Now, we can come back to the meaning of gaming.  Modern games are commodities that can expand the market on their own and are the driving force of the information revolution. While generating profits, they also generate huge demand for hardware, and a new generation of customers and producers. The production of the latter two is of great significance to society. Video games broke the strangeness and resistance of ordinary people to computers, and gave birth to the first batch of “gamers.” These people had a keen interest in computer technology and personal computers, and a few years later, many of them became the users of the first generation of programmable personal computers, the first generation of commercial computers and software, the next generation successors of Silicon Valley, and even the entrepreneurs of emerging technologies.

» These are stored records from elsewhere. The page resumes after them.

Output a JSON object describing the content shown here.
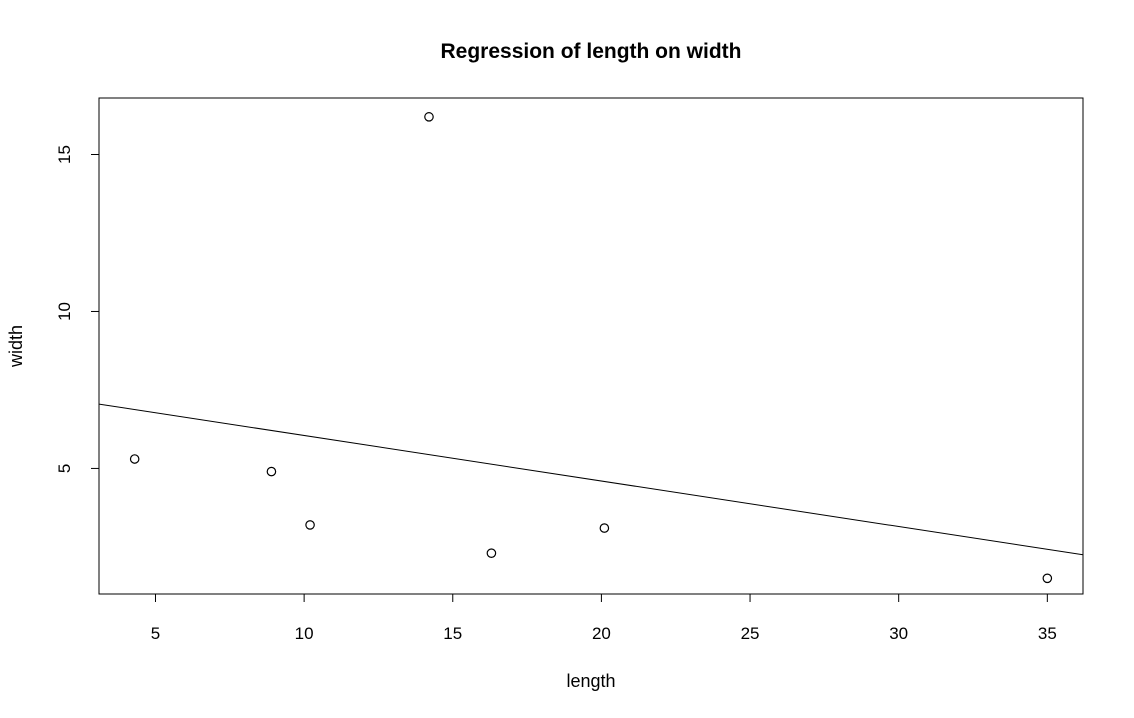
{
  "chart_data": {
    "type": "scatter",
    "title": "Regression of length on width",
    "xlabel": "length",
    "ylabel": "width",
    "xlim": [
      3.1,
      36.2
    ],
    "ylim": [
      1.0,
      16.8
    ],
    "x_ticks": [
      5,
      10,
      15,
      20,
      25,
      30,
      35
    ],
    "y_ticks": [
      5,
      10,
      15
    ],
    "grid": false,
    "legend": "none",
    "points": [
      {
        "x": 4.3,
        "y": 5.3
      },
      {
        "x": 8.9,
        "y": 4.9
      },
      {
        "x": 10.2,
        "y": 3.2
      },
      {
        "x": 14.2,
        "y": 16.2
      },
      {
        "x": 16.3,
        "y": 2.3
      },
      {
        "x": 20.1,
        "y": 3.1
      },
      {
        "x": 35.0,
        "y": 1.5
      }
    ],
    "regression_line": {
      "x": [
        3.1,
        36.2
      ],
      "y": [
        7.05,
        2.25
      ]
    }
  }
}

Indeed, unlike the 1970s, in the 21st century today, a person may not learn much from games, and it is also difficult to become an information technology practitioner based solely on interest in games. However, if one never plays games then there is a high probability that he has no interest in modern computers, the Internet, and information technology. He will become a Neo-Luddism in the information revolution. The correlation between the two is so obvious that even among my young friends I have to act as an “information technology expert” and help them repair computers, install an application, set up their internet, and other tasks, as I am seen as the ‘gamer.’

Being addicted to games might be a problem, but being a “technical conservative” who has no interest in games at all may be a much more serious restraint. If we want to avoid this situation, we should start by changing the conservative notion that games are evil If movies, television, and science fiction are tools to help humans adapt to the post-industrial era, then games are tools to help humans adapt to the information age.

Among all our modern products, games and gamers are probably the most positive, and the ones that need correct understandings. Gamers do not need to feel ashamed and self-defeating for seeking happiness in the game for themselves. As long as society has the correct guidance, today’s young gamers may become the promoters of industrial digitisation, the practitioners, and users of the information industry in the future. The correct understanding of the meaning of gaming and gamers is not an option, it’s a strategic decision that may involve a very important future.